Rating: Summary: Brilliant Brilliant Brilliant! Review: Don DeLillo's WHITE NOISE is an amazing feat of fiction. On every page there is something either beautiful, brilliantly observant, poetically written or laugh-out-loud funny. On many occasions the reader gets the extra treat: it's all of these rolled into one. Possibly the most observant book on the postmodern suburban condition, WHITE NOISE follows a colleg professor and his ultra-modern family through the trials and tribulations of rural life and an "airborn toxic event"-- a giant black cloud of billowing toxins that is itself a media storm. DeLillo's observations on the nature of popular culture, academia, love, death and pollution are always dead-on and amazing. That a book full of so many big ideas could also be as readible and enjoyable as this one is amazing. That a male post-modernist is this capable of such large amounts of human feeling, compassion and sympathy (unlike, say, Amis, Wallace, Ellis etc.) while maintaining an observant and ironic detatchment would seem almost impossible. That DeLillo could pull off the outrageous tonal shift from social satire to a depressing meditation on death and love is truly remarkable. Read this amazing book.
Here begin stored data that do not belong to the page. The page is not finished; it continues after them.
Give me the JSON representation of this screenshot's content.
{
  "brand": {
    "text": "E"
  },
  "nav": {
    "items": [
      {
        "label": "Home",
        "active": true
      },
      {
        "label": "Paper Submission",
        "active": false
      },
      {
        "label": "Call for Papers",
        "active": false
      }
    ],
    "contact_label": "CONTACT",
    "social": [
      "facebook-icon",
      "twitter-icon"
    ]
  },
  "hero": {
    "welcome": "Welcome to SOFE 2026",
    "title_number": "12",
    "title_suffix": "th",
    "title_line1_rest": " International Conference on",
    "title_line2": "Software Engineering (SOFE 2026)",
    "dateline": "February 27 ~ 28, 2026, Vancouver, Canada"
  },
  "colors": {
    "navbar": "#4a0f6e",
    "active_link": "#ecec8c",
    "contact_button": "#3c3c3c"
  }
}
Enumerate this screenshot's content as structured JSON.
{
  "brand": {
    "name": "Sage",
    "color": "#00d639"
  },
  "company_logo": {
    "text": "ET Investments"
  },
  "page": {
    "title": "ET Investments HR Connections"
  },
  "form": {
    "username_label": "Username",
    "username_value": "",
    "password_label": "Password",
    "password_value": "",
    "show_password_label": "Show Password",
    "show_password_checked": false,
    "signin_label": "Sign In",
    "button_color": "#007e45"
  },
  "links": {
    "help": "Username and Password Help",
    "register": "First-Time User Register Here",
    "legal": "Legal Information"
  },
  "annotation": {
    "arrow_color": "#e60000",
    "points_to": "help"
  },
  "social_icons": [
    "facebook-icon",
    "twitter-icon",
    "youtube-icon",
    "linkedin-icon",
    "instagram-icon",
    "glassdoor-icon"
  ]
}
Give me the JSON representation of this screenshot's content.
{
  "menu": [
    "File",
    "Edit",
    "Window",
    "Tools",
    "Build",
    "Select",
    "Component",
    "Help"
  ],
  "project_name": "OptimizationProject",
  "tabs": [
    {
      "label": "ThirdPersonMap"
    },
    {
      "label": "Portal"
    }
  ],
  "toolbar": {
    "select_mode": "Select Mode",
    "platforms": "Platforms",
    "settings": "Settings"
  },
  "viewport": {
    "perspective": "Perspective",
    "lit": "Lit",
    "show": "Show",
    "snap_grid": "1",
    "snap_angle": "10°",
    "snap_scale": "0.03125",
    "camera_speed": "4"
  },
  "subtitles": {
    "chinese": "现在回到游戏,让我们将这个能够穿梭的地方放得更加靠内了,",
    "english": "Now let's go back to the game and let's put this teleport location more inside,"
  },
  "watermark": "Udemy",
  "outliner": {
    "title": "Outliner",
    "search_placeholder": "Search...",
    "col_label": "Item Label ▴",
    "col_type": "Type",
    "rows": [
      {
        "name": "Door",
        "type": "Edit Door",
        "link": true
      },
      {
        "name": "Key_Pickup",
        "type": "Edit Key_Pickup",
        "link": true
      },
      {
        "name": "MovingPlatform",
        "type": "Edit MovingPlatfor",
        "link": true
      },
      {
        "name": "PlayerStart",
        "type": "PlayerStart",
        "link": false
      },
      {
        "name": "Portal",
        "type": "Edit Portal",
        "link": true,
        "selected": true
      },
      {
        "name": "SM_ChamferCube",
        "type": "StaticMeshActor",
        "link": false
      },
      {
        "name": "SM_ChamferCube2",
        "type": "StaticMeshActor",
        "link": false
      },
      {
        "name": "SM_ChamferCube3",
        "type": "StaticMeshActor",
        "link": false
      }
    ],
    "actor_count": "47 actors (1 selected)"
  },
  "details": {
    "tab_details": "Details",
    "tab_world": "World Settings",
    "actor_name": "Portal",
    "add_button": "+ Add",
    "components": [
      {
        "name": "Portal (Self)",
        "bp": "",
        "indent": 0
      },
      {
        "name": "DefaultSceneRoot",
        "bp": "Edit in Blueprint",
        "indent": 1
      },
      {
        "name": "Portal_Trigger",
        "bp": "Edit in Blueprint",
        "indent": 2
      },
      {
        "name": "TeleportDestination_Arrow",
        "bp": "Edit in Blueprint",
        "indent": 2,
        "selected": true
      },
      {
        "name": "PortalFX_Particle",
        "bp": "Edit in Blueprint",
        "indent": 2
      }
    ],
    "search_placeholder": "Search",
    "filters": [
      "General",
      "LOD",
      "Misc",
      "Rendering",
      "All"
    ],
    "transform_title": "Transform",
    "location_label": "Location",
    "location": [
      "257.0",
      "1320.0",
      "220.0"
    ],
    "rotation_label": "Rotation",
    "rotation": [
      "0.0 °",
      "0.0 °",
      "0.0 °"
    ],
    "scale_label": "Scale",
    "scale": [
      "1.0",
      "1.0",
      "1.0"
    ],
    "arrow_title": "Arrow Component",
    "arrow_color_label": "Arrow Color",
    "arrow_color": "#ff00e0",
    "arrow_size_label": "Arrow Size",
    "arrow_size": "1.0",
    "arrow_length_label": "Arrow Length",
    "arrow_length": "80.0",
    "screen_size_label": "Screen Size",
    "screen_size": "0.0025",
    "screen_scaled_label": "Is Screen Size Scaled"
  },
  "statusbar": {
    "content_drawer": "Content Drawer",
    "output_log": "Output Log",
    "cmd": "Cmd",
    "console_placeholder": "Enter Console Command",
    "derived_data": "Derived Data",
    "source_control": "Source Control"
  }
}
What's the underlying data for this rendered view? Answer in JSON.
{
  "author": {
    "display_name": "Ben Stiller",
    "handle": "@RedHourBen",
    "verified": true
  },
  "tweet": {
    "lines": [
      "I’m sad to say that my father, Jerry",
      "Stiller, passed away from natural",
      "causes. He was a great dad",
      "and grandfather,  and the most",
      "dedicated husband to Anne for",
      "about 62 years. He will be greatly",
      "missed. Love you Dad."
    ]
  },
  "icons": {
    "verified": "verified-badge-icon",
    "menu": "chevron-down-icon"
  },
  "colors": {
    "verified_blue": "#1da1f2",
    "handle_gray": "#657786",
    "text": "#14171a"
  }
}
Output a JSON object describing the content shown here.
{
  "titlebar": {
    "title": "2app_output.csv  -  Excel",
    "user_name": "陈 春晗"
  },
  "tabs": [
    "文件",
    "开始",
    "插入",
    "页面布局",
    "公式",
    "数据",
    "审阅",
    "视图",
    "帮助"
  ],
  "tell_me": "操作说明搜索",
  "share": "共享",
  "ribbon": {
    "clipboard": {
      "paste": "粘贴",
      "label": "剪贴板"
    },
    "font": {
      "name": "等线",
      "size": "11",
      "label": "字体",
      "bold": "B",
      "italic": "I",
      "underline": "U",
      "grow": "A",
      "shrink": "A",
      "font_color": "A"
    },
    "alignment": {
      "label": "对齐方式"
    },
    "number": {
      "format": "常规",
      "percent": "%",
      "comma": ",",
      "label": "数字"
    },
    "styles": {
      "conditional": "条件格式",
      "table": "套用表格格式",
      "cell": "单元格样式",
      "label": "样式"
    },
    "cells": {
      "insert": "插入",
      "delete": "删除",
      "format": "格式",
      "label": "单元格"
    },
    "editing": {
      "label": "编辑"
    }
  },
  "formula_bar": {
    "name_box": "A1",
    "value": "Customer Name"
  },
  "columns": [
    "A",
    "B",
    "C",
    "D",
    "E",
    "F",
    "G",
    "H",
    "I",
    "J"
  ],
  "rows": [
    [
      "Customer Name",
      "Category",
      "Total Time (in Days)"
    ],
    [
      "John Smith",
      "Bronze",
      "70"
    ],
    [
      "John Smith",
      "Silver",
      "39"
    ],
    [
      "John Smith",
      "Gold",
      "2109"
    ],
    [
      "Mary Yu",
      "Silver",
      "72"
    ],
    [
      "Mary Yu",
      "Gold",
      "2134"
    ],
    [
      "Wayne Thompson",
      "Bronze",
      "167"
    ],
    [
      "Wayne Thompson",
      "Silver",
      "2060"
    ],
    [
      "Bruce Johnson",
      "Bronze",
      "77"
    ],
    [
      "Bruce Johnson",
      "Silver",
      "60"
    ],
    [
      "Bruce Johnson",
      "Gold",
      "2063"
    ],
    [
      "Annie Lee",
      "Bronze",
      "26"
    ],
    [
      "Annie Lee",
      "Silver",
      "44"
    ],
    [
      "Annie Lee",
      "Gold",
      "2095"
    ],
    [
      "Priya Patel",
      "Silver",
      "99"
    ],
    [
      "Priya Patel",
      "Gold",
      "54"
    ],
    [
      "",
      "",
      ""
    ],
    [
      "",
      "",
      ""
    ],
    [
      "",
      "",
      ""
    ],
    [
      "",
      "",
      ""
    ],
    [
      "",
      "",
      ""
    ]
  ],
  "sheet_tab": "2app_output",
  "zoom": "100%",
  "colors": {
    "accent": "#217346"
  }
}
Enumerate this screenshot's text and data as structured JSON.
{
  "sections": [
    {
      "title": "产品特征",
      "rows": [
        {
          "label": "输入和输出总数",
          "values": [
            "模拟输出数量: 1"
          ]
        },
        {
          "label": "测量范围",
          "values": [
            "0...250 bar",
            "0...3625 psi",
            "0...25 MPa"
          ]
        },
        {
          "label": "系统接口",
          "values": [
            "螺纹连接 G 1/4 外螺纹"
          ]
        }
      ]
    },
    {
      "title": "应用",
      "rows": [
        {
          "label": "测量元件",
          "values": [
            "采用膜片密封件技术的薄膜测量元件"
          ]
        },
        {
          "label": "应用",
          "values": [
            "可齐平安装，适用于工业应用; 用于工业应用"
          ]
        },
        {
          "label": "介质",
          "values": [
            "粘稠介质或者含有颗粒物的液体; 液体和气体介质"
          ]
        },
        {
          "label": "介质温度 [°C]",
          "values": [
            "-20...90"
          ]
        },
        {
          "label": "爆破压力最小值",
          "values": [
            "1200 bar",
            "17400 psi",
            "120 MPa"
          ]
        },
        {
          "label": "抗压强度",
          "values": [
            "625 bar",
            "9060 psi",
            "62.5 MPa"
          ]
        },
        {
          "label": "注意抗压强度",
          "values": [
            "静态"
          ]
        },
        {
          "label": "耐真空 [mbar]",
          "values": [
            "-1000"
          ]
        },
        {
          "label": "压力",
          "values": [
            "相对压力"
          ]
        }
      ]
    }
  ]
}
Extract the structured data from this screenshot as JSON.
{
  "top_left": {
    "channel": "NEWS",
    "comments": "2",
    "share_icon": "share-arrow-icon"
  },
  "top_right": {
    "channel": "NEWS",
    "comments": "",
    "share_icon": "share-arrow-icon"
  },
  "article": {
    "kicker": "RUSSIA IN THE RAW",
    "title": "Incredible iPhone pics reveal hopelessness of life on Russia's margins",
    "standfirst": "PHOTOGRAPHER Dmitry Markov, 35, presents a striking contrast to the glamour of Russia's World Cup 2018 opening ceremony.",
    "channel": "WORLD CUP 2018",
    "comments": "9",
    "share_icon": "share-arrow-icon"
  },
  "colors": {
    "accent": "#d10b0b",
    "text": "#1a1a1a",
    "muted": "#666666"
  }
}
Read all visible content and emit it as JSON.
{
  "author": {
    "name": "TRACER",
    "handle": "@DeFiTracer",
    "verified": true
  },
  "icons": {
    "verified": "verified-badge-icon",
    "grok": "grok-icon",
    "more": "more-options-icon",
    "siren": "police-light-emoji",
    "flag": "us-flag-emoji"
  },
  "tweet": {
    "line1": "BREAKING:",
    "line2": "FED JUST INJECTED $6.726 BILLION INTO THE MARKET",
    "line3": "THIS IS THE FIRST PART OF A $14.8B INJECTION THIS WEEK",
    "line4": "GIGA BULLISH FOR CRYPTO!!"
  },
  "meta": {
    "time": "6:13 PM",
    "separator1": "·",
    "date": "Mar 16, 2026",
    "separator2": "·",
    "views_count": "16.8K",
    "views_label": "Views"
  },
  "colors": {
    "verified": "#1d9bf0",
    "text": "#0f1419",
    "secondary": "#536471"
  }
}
NOW!
Rating: Summary: APT TITLE Review: It's been just a few days since I slogged through WN and can only remember a few cute lines, clever kids, academia caricatures and a big, black toxic cloud. Was there more to it?
Rating: Summary: Poetry 9 Action 1 Review: Imagery defeated action in this book by the score of 9 to 1. 90% of the book is like a museum exhibit with dialog. Nothing happens. Vivid imagery happens thanks to the narrator and somewhat humorous commentary happens thanks to the strange and socratic children and acquiantances, but you have to wait until the final 10% for action. It's curious because the physical action is rather compelling and very real. I don't know, 4 stars may not be enough, because I liked reading it.
Rating: Summary: What I Thought of White Noise Review: Boring and depressing for no apparent reason. Reading it felt like doing psychotherapy.